As the coronavirus pandemic enters its ninth month, advocates for low-income people are ramping up pressure on Congress to pass more stimulus funding.

Faye Wilson Kennedy, co-chair of the Poor Peoples’

Campaign in California, said they’re seeing an increase in the number of families using food banks and other similar programs due to a lack of financial security during the pandemic.

“People need the money to pay their bills, but most of all, people need the money to feed their hungry families,” Wilson Kennedy said. As part of a nationwide event, the group held a drive-by demonstration at the California Capitol on Monday where protesters called for more aid for low-income people hurt by the economic impacts of the virus. They also mourned the more than 250,000 Americans who have died from COVID-19.

Wilson Kennedy said it doesn’t matter who’s in charge or who won the presidential election.

“We would like a just stimulus package passed that will impact families right now,” she said about the federal government’s COVID-19 relief package known as the CARES Act.

She said a “just” relief package would include aid for struggling families as well as funding for states and local governments to provide free COVID-19 testing.

The federal stimulus package was approved in March, but some provisions have since run dry: the extra $600 per week in unemployment benefits, which was followed by a $300 weekly bump, and the Paycheck Protection Program meant to help small businesses have largely all been spent.

Other parts of the package, like the Pandemic Unemployment Assistance (PUA), which extends unemployment payments to contract workers and others who wouldn’t normally qualify for regular benefits, are set to expire by the end of the year.

Meanwhile, rent and other bills are still due. Though California has temporarily blocked evictions for people impacted by the pandemic, struggling renters will have to pay back rent. Evictions can resume in February for renters who don’t pay at least 25% of the rent owed between Sept. 1 and Jan. 31.

Wilson Kennedy said this solution is not going to be much help for people who were already living paycheck to paycheck before they lost work.

“How do they expect people to come up with three months or four months’ back rent,” she asked. “You’re looking at some people coming up with at least $5,000, $10,000 in back rent. People don’t have that kind of money.”

Nationwide, evictions have also been halted due to an order from the Centers for Disease Control and Prevention.

State lawmakers from California, Washington, Oregon and Hawaii sent a letter to members of Congress on Sunday warning of a looming “massive eviction crisis” and asking for $100 billion in rental assistance to prevent it.

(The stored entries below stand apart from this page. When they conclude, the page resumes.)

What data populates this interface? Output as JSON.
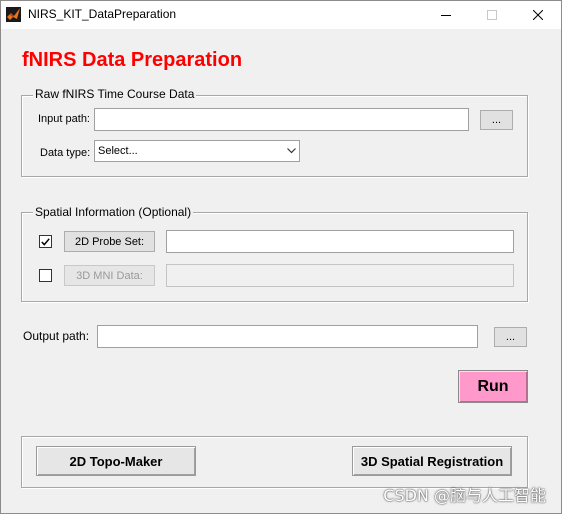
{
  "window": {
    "title": "NIRS_KIT_DataPreparation",
    "controls": {
      "minimize": "minimize",
      "maximize": "maximize",
      "close": "close"
    }
  },
  "main_title": "fNIRS Data Preparation",
  "raw_data": {
    "group_title": "Raw fNIRS Time Course Data",
    "input_path_label": "Input path:",
    "input_path_value": "",
    "browse_label": "...",
    "data_type_label": "Data type:",
    "data_type_selected": "Select..."
  },
  "spatial": {
    "group_title": "Spatial Information (Optional)",
    "probe_set": {
      "checked": true,
      "button_label": "2D Probe Set:",
      "value": ""
    },
    "mni_data": {
      "checked": false,
      "button_label": "3D MNI Data:",
      "value": ""
    }
  },
  "output": {
    "label": "Output path:",
    "value": "",
    "browse_label": "..."
  },
  "run_label": "Run",
  "bottom": {
    "topo_maker_label": "2D Topo-Maker",
    "spatial_registration_label": "3D Spatial Registration"
  },
  "watermark": "CSDN @脑与人工智能",
  "colors": {
    "title_red": "#ff0000",
    "run_pink": "#ff99cc",
    "background": "#f0f0f0"
  }
}
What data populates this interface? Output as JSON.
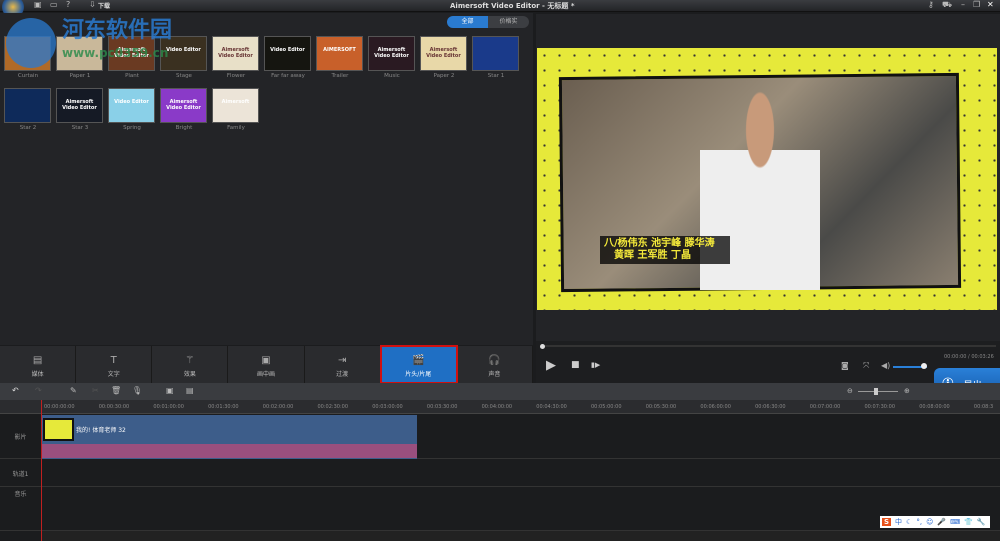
{
  "titlebar": {
    "title": "Aimersoft Video Editor - 无标题 *",
    "download": "下载",
    "icons": [
      "save-icon",
      "comment-icon",
      "help-icon",
      "key-icon",
      "cart-icon",
      "minimize-icon",
      "restore-icon",
      "close-icon"
    ]
  },
  "watermark": {
    "name": "河东软件园",
    "url": "www.pc0359.cn"
  },
  "filter_tabs": [
    "全部",
    "价格实"
  ],
  "templates": [
    {
      "label": "Curtain",
      "color": "#b06a28",
      "text": ""
    },
    {
      "label": "Paper 1",
      "color": "#c9b89a",
      "text": ""
    },
    {
      "label": "Plant",
      "color": "#6a3a22",
      "text": "Aimersoft Video Editor"
    },
    {
      "label": "Stage",
      "color": "#3a3020",
      "text": "Video Editor"
    },
    {
      "label": "Flower",
      "color": "#e8e0c8",
      "text": "Aimersoft Video Editor"
    },
    {
      "label": "Far far away",
      "color": "#151510",
      "text": "Video Editor"
    },
    {
      "label": "Trailer",
      "color": "#c8602a",
      "text": "AIMERSOFT"
    },
    {
      "label": "Music",
      "color": "#2a1a22",
      "text": "Aimersoft Video Editor"
    },
    {
      "label": "Paper 2",
      "color": "#e8d8a8",
      "text": "Aimersoft Video Editor"
    },
    {
      "label": "Star 1",
      "color": "#1a3a8a",
      "text": ""
    },
    {
      "label": "Star 2",
      "color": "#0e2a5a",
      "text": ""
    },
    {
      "label": "Star 3",
      "color": "#151a25",
      "text": "Aimersoft Video Editor"
    },
    {
      "label": "Spring",
      "color": "#8ad0e8",
      "text": "Video Editor"
    },
    {
      "label": "Bright",
      "color": "#8a3ac8",
      "text": "Aimersoft Video Editor"
    },
    {
      "label": "Family",
      "color": "#ece4d8",
      "text": "Aimersoft"
    }
  ],
  "preview": {
    "subtitle_line1": "八/杨伟东 池宇峰 滕华涛",
    "subtitle_line2": "黄晖 王军胜 丁晶",
    "time": "00:00:00 / 00:03:26",
    "volume": 0.85,
    "progress": 0
  },
  "bottom_tabs": [
    {
      "label": "媒体",
      "icon": "media-icon",
      "glyph": "▤"
    },
    {
      "label": "文字",
      "icon": "text-icon",
      "glyph": "T"
    },
    {
      "label": "效果",
      "icon": "magic-wand-icon",
      "glyph": "⚚"
    },
    {
      "label": "画中画",
      "icon": "pip-icon",
      "glyph": "▣"
    },
    {
      "label": "过渡",
      "icon": "transition-icon",
      "glyph": "⇥"
    },
    {
      "label": "片头/片尾",
      "icon": "clapper-icon",
      "glyph": "🎬",
      "active": true
    },
    {
      "label": "声音",
      "icon": "headphones-icon",
      "glyph": "🎧"
    }
  ],
  "export_label": "导出",
  "timeline": {
    "ticks": [
      "00:00:00:00",
      "00:00:30:00",
      "00:01:00:00",
      "00:01:30:00",
      "00:02:00:00",
      "00:02:30:00",
      "00:03:00:00",
      "00:03:30:00",
      "00:04:00:00",
      "00:04:30:00",
      "00:05:00:00",
      "00:05:30:00",
      "00:06:00:00",
      "00:06:30:00",
      "00:07:00:00",
      "00:07:30:00",
      "00:08:00:00",
      "00:08:3"
    ],
    "tracks": [
      "影片",
      "轨道1",
      "音乐"
    ],
    "clip_label": "我的! 体育老师 32"
  },
  "ime": {
    "logo": "S",
    "mode": "中"
  }
}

“Rental assistance funds not only help keep vulnerable tenants housed, but they also can keep landlords from going under by providing a revenue stream to cover their costs and maintain their properties,” read the letter, which was signed by California Democrats Sen. Scott Wiener and Asm. David Chiu, both of San Francisco.

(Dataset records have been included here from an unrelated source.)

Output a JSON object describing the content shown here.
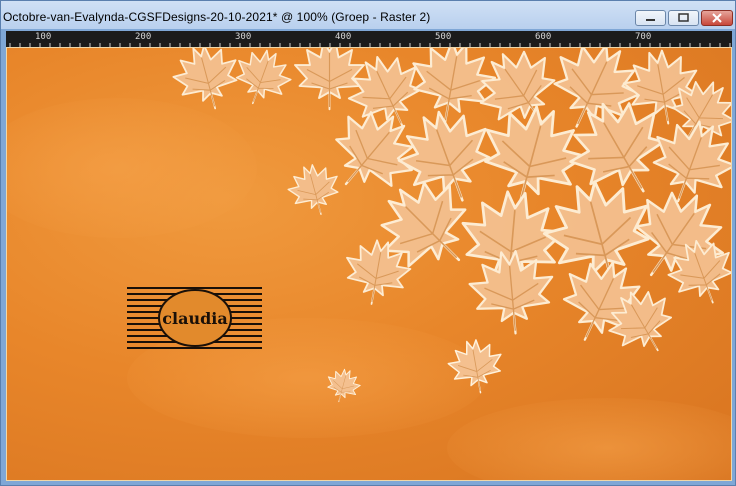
{
  "window": {
    "title": "Octobre-van-Evalynda-CGSFDesigns-20-10-2021* @ 100% (Groep - Raster 2)",
    "controls": {
      "minimize_icon": "minimize-icon",
      "maximize_icon": "maximize-icon",
      "close_icon": "close-icon"
    }
  },
  "ruler": {
    "labels": [
      "100",
      "200",
      "300",
      "400",
      "500",
      "600",
      "700"
    ]
  },
  "canvas": {
    "background_color": "#e8862a",
    "leaf_color": "#f4c08f",
    "watermark": {
      "text": "claudia"
    }
  }
}
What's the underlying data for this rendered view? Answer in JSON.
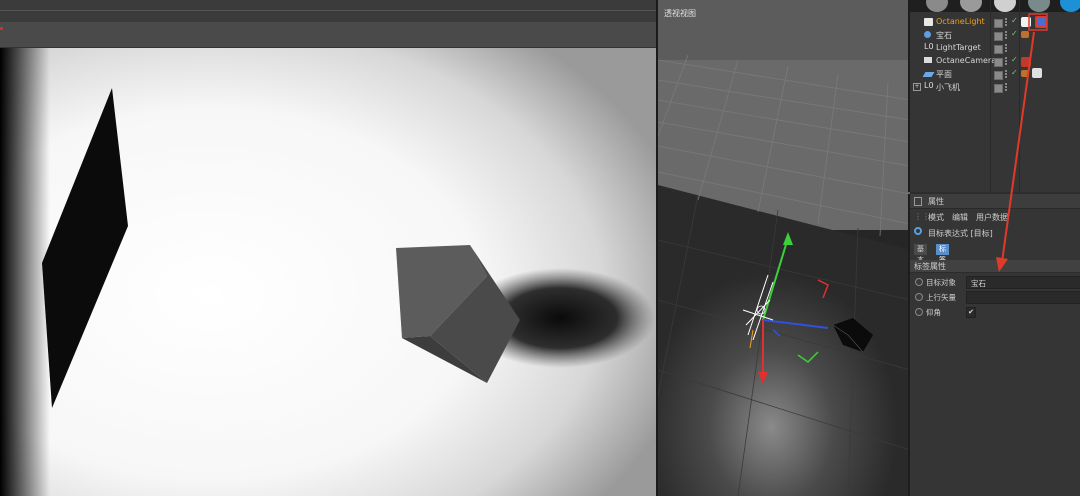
{
  "viewport": {
    "title": "透视视图"
  },
  "objects": {
    "items": [
      {
        "name": "OctaneLight",
        "selected": true
      },
      {
        "name": "宝石",
        "selected": false
      },
      {
        "name": "LightTarget",
        "selected": false
      },
      {
        "name": "OctaneCamera",
        "selected": false
      },
      {
        "name": "平面",
        "selected": false
      },
      {
        "name": "小飞机",
        "selected": false
      }
    ]
  },
  "attributes": {
    "header": "属性",
    "menu": [
      "模式",
      "编辑",
      "用户数据"
    ],
    "tag_title": "目标表达式 [目标]",
    "tabs": [
      "基本",
      "标签"
    ],
    "section": "标签属性",
    "props": [
      {
        "label": "目标对象",
        "value": "宝石"
      },
      {
        "label": "上行矢量",
        "value": ""
      },
      {
        "label": "仰角",
        "value": "✔"
      }
    ]
  },
  "colors": {
    "selected": "#f0a020",
    "annotation": "#e03a2a",
    "highlight": "#5aa0e0"
  }
}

In California, nearly 1 million renters and homeowners have fallen behind on housing payments, according to the U.S. Census Bureau.

Gov. Gavin Newsom,speaking from his own home quarantine Monday, said it is “absolutely essential … that the federal government wake up and recognize this moment.”

“We can simply no longer wait for another stimulus,” he said, arguing that without additional help, the country is in peril of “putting people’s lives literally at risk, the economy in much, much more harm and families in positions of being much more vulnerable.”